Rien de nouveau sous le préau

Publié le 16/03/2012
La traduction du ras-le-bol enseignant dans les urnes pourrait être cinglante.
Rien de nouveau sous le préau
Rien de nouveau sous le préau
La traduction du ras-le-bol enseignant dans les urnes pourrait être cinglante.

© Vosges Matin, Vendredi le 16 Mars 2012 / France Monde + Est Républicain

 

Le débat a pour l'heure surtout recyclé les vieilles antiennes de l'Âge d'Or : retour aux apprentissages fondamentaux, autorité, parcours individualisés Photo d'archives Alexandre MARCHI

Photo d'archives Alexandre MARCHI

Très présente en début de campagne, l'éducation semble désormais reléguée au second plan derrière les thématiques socio-économiques.

L'école et la qualité de l'enseignement figurent au 4e rang des préoccupations des Français (46 % des personnes interrogées, baromètre TNS-Sofres mars 2012). Même si c'est assez loin derrière le chômage (78 %), le pouvoir d'achat (54 %) et la santé (54 %), l'enjeu n'est donc pas mince. D'autant que les enseignants représentent à eux seuls un gisement de près d'un million de voix et que l'École constitue un patrimoine commun : tout le monde y est passé, beaucoup ont ou auront des enfants qui y passeront.
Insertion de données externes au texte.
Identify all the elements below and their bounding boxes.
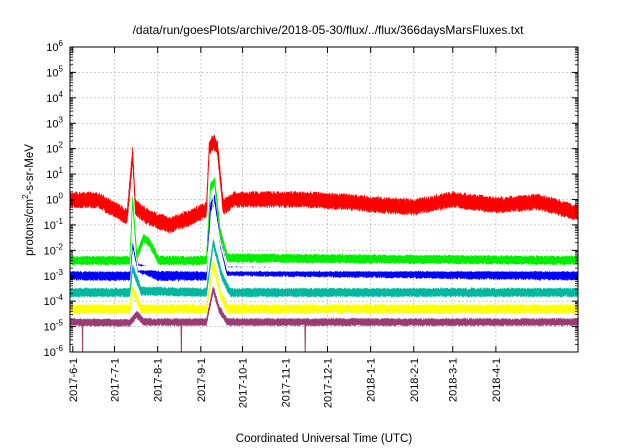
- y-tick-label: 101: [46, 166, 63, 181]
- y-axis-label-sup: 2: [21, 194, 30, 199]
- series-layer: [69, 134, 579, 353]
- y-tick-exp: 5: [59, 64, 64, 73]
- y-tick-base: 10: [44, 296, 56, 308]
- x-axis-label: Coordinated Universal Time (UTC): [236, 433, 413, 445]
- y-tick-label: 10-2: [44, 242, 64, 257]
- y-tick-exp: 0: [59, 192, 64, 201]
- y-tick-exp: 1: [59, 166, 64, 175]
- x-tick-label: 2017-8-1: [153, 358, 165, 402]
- y-tick-label: 103: [46, 115, 63, 130]
- y-tick-base: 10: [44, 271, 56, 283]
- y-tick-label: 104: [46, 90, 63, 105]
- y-tick-base: 10: [44, 245, 56, 257]
- y-tick-exp: -2: [56, 242, 64, 251]
- y-axis-ticks: 10-610-510-410-310-210-11001011021031041…: [44, 39, 578, 359]
- y-tick-base: 10: [44, 220, 56, 232]
- y-tick-base: 10: [46, 118, 58, 130]
- x-tick-label: 2017-11-1: [281, 358, 293, 407]
- x-tick-label: 2017-9-1: [196, 358, 208, 402]
- y-tick-base: 10: [46, 195, 58, 207]
- x-axis-ticks: 2017-6-1 2017-7-1 2017-8-1 2017-9-1 2017-10-…: [68, 47, 503, 408]
- series-6-band: [69, 134, 579, 234]
- y-tick-label: 100: [46, 192, 63, 207]
- y-tick-base: 10: [46, 42, 58, 54]
- y-tick-label: 10-1: [44, 217, 64, 232]
- y-tick-label: 10-6: [44, 344, 64, 359]
- y-tick-exp: -6: [56, 344, 64, 353]
- y-tick-base: 10: [46, 67, 58, 79]
- y-tick-label: 102: [46, 141, 63, 156]
- y-tick-base: 10: [46, 169, 58, 181]
- y-tick-label: 10-4: [44, 293, 64, 308]
- x-tick-label: 2017-7-1: [110, 358, 122, 402]
- x-tick-label: 2017-12-1: [322, 358, 334, 408]
- y-tick-label: 105: [46, 64, 63, 79]
- y-tick-label: 10-3: [44, 268, 64, 283]
- y-tick-base: 10: [44, 347, 56, 359]
- x-tick-label: 2018-1-1: [366, 358, 378, 402]
- y-tick-exp: -4: [56, 293, 64, 302]
- y-tick-base: 10: [46, 144, 58, 156]
- y-axis-label-rest: -s-sr-MeV: [24, 144, 36, 195]
- x-tick-label: 2018-4-1: [491, 358, 503, 402]
- y-axis-label: protons/cm2-s-sr-MeV: [21, 144, 36, 256]
- x-tick-label: 2017-10-1: [238, 358, 250, 408]
- y-tick-base: 10: [46, 93, 58, 105]
- y-tick-exp: 2: [59, 141, 64, 150]
- y-tick-label: 106: [46, 39, 63, 54]
- x-tick-label: 2018-2-1: [409, 358, 421, 402]
- y-tick-exp: -1: [56, 217, 64, 226]
- y-tick-exp: 4: [59, 90, 64, 99]
- y-tick-exp: 6: [59, 39, 64, 48]
- chart-title: /data/run/goesPlots/archive/2018-05-30/f…: [133, 23, 525, 37]
- y-tick-exp: 3: [59, 115, 64, 124]
- x-tick-label: 2017-6-1: [68, 358, 80, 402]
- y-tick-label: 10-5: [44, 319, 64, 334]
- y-tick-exp: -3: [56, 268, 64, 277]
- y-tick-base: 10: [44, 322, 56, 334]
- y-tick-exp: -5: [56, 319, 64, 328]
- y-axis-label-main: protons/cm: [24, 199, 36, 256]
- series-0-band: [69, 286, 579, 353]
- x-tick-label: 2018-3-1: [448, 358, 460, 402]
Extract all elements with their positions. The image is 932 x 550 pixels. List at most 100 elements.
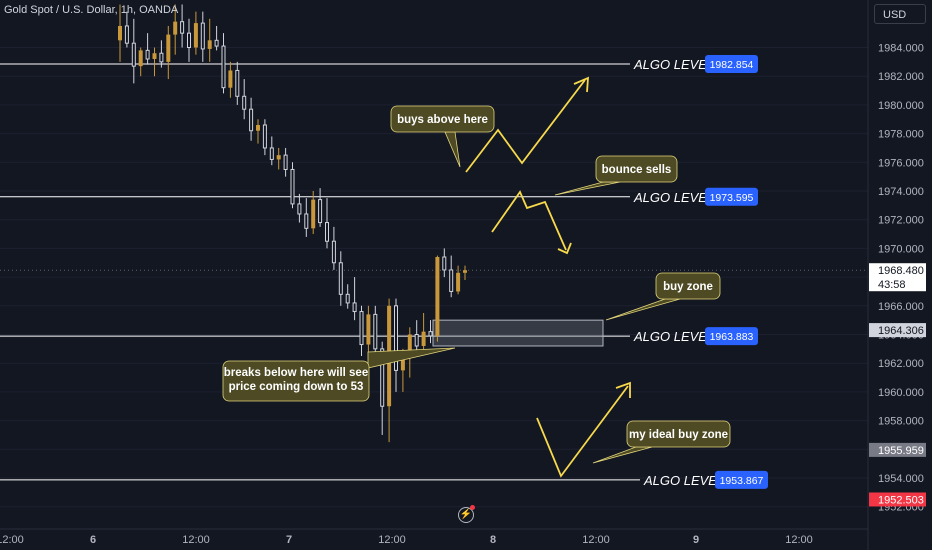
- candle-body: [297, 203, 302, 215]
- candle-body: [262, 124, 267, 149]
- time-tick-label: 6: [90, 534, 96, 546]
- candle: [359, 305, 364, 357]
- time-tick-label: 9: [693, 534, 699, 546]
- candle-body: [187, 32, 191, 49]
- algo-level-label: ALGO LEVEL: [633, 329, 714, 344]
- candle-body: [235, 69, 240, 97]
- candle-body: [131, 42, 136, 67]
- candle-body: [338, 262, 343, 295]
- callout-text: buys above here: [397, 114, 488, 126]
- candle: [200, 11, 205, 62]
- candle: [463, 265, 467, 280]
- candle-body: [256, 124, 260, 131]
- candle-body: [200, 22, 205, 50]
- candle: [235, 61, 240, 105]
- price-badge-value: 1955.959: [878, 445, 924, 457]
- candle: [152, 47, 157, 77]
- callout-box: [626, 420, 731, 448]
- callout-text: breaks below here will see: [224, 367, 368, 379]
- price-tick-label: 1954.000: [878, 473, 924, 485]
- candle-body: [352, 302, 357, 313]
- candle: [262, 119, 267, 156]
- algo-level-badge: [715, 470, 768, 489]
- candle-body: [159, 52, 164, 63]
- candle: [228, 61, 233, 98]
- candle-body: [166, 34, 171, 62]
- price-tick-label: 1962.000: [878, 358, 924, 370]
- algo-level-label: ALGO LEVEL: [643, 473, 724, 488]
- price-badge-value: 1952.503: [878, 494, 924, 506]
- time-tick-label: 12:00: [785, 534, 813, 546]
- candle-body: [449, 269, 454, 292]
- price-badge-value: 1964.306: [878, 325, 924, 337]
- callout-box: [595, 155, 678, 183]
- time-tick-label: 12:00: [182, 534, 210, 546]
- algo-level-label: ALGO LEVEL: [633, 57, 714, 72]
- candle: [449, 255, 454, 298]
- currency-button[interactable]: USD: [874, 4, 926, 24]
- candle-body: [463, 270, 467, 273]
- candle: [442, 248, 447, 278]
- candle: [159, 40, 164, 68]
- candle-body: [138, 50, 143, 67]
- candle: [366, 305, 371, 357]
- price-badge: [869, 263, 926, 292]
- time-axis[interactable]: 12:00 6 12:00 7 12:00 8 12:00 9 12:00: [0, 528, 868, 546]
- candle: [428, 320, 433, 344]
- price-tick-label: 1978.000: [878, 129, 924, 141]
- algo-level-value: 1953.867: [720, 475, 764, 487]
- candle-body: [180, 21, 185, 34]
- candle: [435, 255, 440, 342]
- price-tick-label: 1960.000: [878, 387, 924, 399]
- candle: [421, 312, 426, 352]
- candle-body: [283, 154, 288, 170]
- arrow-sells-path: [491, 190, 567, 251]
- candle-body: [207, 40, 212, 49]
- candle-body: [318, 199, 323, 224]
- algo-level-lines: [0, 63, 640, 481]
- time-tick-label: 12:00: [582, 534, 610, 546]
- candle: [214, 25, 219, 51]
- candle: [283, 147, 288, 177]
- candle-body: [380, 348, 385, 407]
- candle: [131, 18, 136, 84]
- candle-body: [173, 21, 178, 35]
- candle-body: [407, 334, 412, 357]
- candle-body: [124, 25, 129, 44]
- candle-body: [269, 147, 274, 160]
- lightning-icon[interactable]: ⚡: [458, 507, 474, 523]
- arrow-buys-path: [465, 79, 586, 173]
- callout-pointer: [367, 347, 456, 369]
- price-axis[interactable]: 1984.000 1982.000 1980.000 1978.000 1976.000…: [867, 0, 926, 550]
- annotation-callout: buys above here: [390, 105, 495, 168]
- candle-body: [325, 222, 329, 242]
- candle: [331, 226, 336, 270]
- candle-body: [242, 95, 247, 110]
- annotations: buys above here bounce sells buy zone break…: [222, 105, 731, 464]
- candle-body: [414, 334, 419, 347]
- price-tick-label: 1976.000: [878, 157, 924, 169]
- candle: [338, 251, 343, 306]
- candle: [325, 198, 329, 249]
- candle: [242, 79, 247, 120]
- candle-body: [304, 213, 309, 229]
- candle: [207, 18, 212, 62]
- candles: [118, 4, 467, 443]
- candle-body: [193, 23, 198, 48]
- candle-body: [311, 199, 316, 229]
- time-tick-label: 12:00: [378, 534, 406, 546]
- annotation-callout: my ideal buy zone: [592, 420, 731, 464]
- candle: [456, 265, 461, 295]
- candle: [173, 4, 178, 55]
- time-tick-label: 12:00: [0, 534, 24, 546]
- candle: [256, 119, 260, 144]
- candle: [124, 11, 129, 48]
- candle-body: [421, 331, 426, 346]
- price-tick-label: 1984.000: [878, 43, 924, 55]
- candle: [373, 305, 378, 361]
- candle: [394, 298, 398, 392]
- candle: [290, 162, 295, 209]
- candle-body: [400, 356, 405, 371]
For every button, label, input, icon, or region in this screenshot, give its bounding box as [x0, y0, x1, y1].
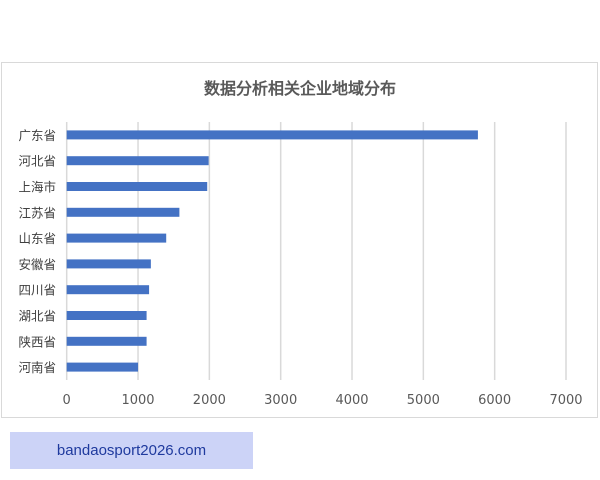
- bar: [66, 336, 147, 346]
- x-tick-label: 7000: [549, 393, 582, 408]
- bar-chart: 数据分析相关企业地域分布 广东省河北省上海市江苏省山东省安徽省四川省湖北省陕西省…: [18, 79, 582, 408]
- bar: [66, 182, 208, 191]
- x-tick-label: 3000: [264, 393, 297, 408]
- chart-frame: [1, 62, 598, 418]
- category-label: 江苏省: [18, 205, 56, 220]
- bar: [66, 362, 139, 372]
- category-label: 湖北省: [18, 309, 56, 324]
- category-label: 河北省: [18, 154, 56, 169]
- x-tick-label: 1000: [121, 393, 154, 408]
- category-label: 上海市: [18, 180, 56, 195]
- category-label: 陕西省: [18, 334, 56, 349]
- x-tick-label: 0: [63, 393, 71, 408]
- category-label: 河南省: [18, 360, 56, 375]
- bar: [66, 311, 147, 320]
- x-tick-label: 2000: [193, 393, 226, 408]
- bar: [66, 130, 478, 140]
- x-tick-label: 6000: [478, 393, 511, 408]
- bar: [66, 285, 150, 295]
- bar: [66, 259, 151, 269]
- category-label: 山东省: [18, 231, 56, 246]
- bar: [66, 207, 180, 217]
- bar: [66, 156, 209, 166]
- x-tick-label: 4000: [335, 393, 368, 408]
- watermark: bandaosport2026.com: [10, 432, 253, 469]
- category-label: 四川省: [18, 283, 56, 298]
- category-label: 广东省: [18, 128, 56, 143]
- x-tick-label: 5000: [407, 393, 440, 408]
- chart-title: 数据分析相关企业地域分布: [204, 79, 396, 98]
- category-label: 安徽省: [18, 257, 56, 272]
- bar: [66, 233, 167, 243]
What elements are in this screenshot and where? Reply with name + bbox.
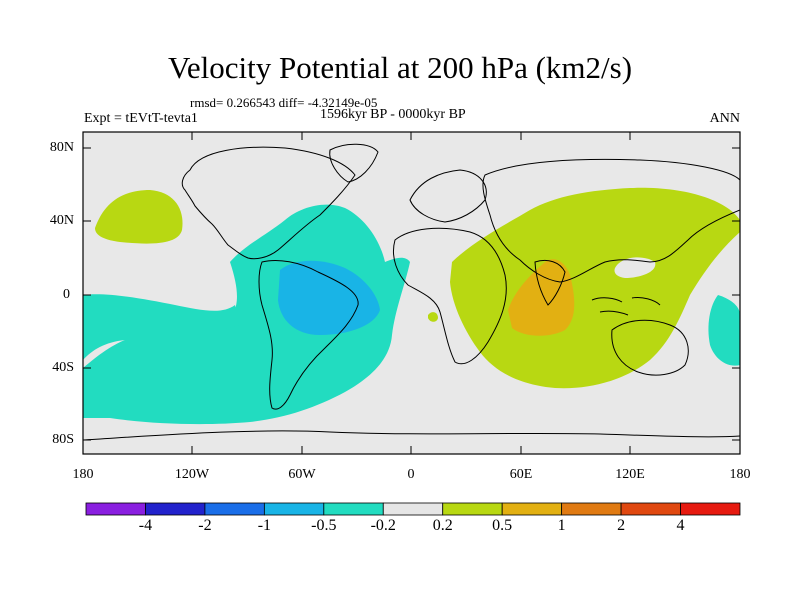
colorbar-label: 2 [617, 517, 626, 534]
colorbar-label: -2 [198, 517, 212, 534]
lat-label-80n: 80N [49, 140, 74, 155]
lat-label-0: 0 [63, 287, 70, 302]
contour-pos-atlantic-patch [428, 312, 438, 322]
coastlines [83, 143, 740, 441]
lon-label-180w: 180 [72, 467, 94, 482]
experiment-label: Expt = tEVtT-tevta1 [84, 111, 198, 126]
colorbar-box [145, 502, 206, 516]
axis-ticks [83, 132, 740, 454]
colorbar-label: 4 [676, 517, 685, 534]
colorbar-label: -1 [257, 517, 272, 534]
contour-neg-pacific [83, 294, 240, 360]
colorbar-box [561, 502, 622, 516]
lon-label-180e: 180 [729, 467, 751, 482]
colorbar-label: -0.2 [370, 517, 396, 534]
lat-label-40n: 40N [49, 213, 74, 228]
coast-north-america [181, 146, 356, 260]
colorbar-box [620, 502, 681, 516]
contour-neg-americas [83, 204, 410, 425]
colorbar-box [85, 502, 146, 516]
contour-pos-eurasia [450, 187, 740, 389]
colorbar-label: 0.5 [492, 517, 513, 534]
coast-greenland [329, 143, 379, 183]
season-label: ANN [709, 111, 740, 126]
colorbar-box [501, 502, 563, 516]
lon-label-120e: 120E [615, 467, 645, 482]
lat-label-80s: 80S [52, 432, 74, 447]
colorbar-box [382, 502, 444, 516]
contour-neg-east-pacific [708, 295, 740, 366]
contour-neutral-hole [614, 257, 656, 278]
period-text: 1596kyr BP - 0000kyr BP [320, 107, 466, 122]
colorbar-box [204, 502, 265, 516]
coast-antarctica [83, 430, 740, 441]
colorbar-label: -4 [138, 517, 153, 534]
colorbar-label: 1 [557, 517, 566, 534]
colorbar-label: 0.2 [432, 517, 453, 534]
colorbar-box [263, 502, 325, 516]
lat-label-40s: 40S [52, 360, 74, 375]
colorbar-label: -0.5 [311, 517, 337, 534]
chart-title: Velocity Potential at 200 hPa (km2/s) [167, 50, 633, 85]
colorbar [85, 502, 741, 516]
coast-australia [611, 319, 689, 376]
colorbar-box [442, 502, 503, 516]
stats-text: rmsd= 0.266543 diff= -4.32149e-05 [190, 95, 378, 110]
colorbar-box [323, 502, 384, 516]
coast-south-america [258, 259, 359, 410]
coast-indonesia [591, 297, 661, 316]
coast-asia [482, 158, 740, 283]
lon-label-60w: 60W [288, 467, 316, 482]
contour-pos-strong-indian [508, 259, 575, 336]
lon-label-60e: 60E [509, 467, 533, 482]
contour-neg-strong [278, 260, 380, 335]
coast-india [534, 259, 566, 306]
contour-pos-north-pacific [95, 190, 183, 244]
lon-label-120w: 120W [174, 467, 210, 482]
lon-label-0: 0 [407, 467, 415, 482]
coast-africa [393, 227, 507, 365]
colorbar-box [680, 502, 741, 516]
Dans cette présidentielle, le coup est parti très tôt et très fort : en novembre dernier, François Hollande annonce son intention de créer, s'il est élu, 60 000 postes sur 5 ans dans l'Éducation nationale. Une bombe qui lui vaut depuis un procès permanent en irresponsabilité budgétaire.

En 2007, 18 % des profs avaient voté Sarkozy au 1er tour, 32 % avaient voté Royal et près de 30 % Bayrou

Rebond le 28 février à Montpellier dernier quand Nicolas Sarkozy propose que les enseignants volontaires travaillent plus (8h/semaine) pour gagner plus (500 EUR/mois)... Côté face : de quoi accroître les taux d'encadrement des élèves et la présence d'adultes au sein des établissements. Côté pile : une relance en creux de la sempiternelle controverse autour de l'emploi du temps des profs. A part cela ? Rien de nouveau. Le débat a pour l'heure surtout recyclé les vieilles antiennes de l'Âge d'Or : retour aux apprentissages fondamentaux, autorité, parcours individualisés dont personne ne dit comment ils seront financés, etc. Pas grand-chose de novateur sur un sujet dont, pourtant, chaque candidat souligne le caractère fondamental. Ainsi, finalement, il aura suffi à François Bayrou de promettre respect et fin de la casse pour marquer des points. Les questions de fond, quant à elles, semblent évitées.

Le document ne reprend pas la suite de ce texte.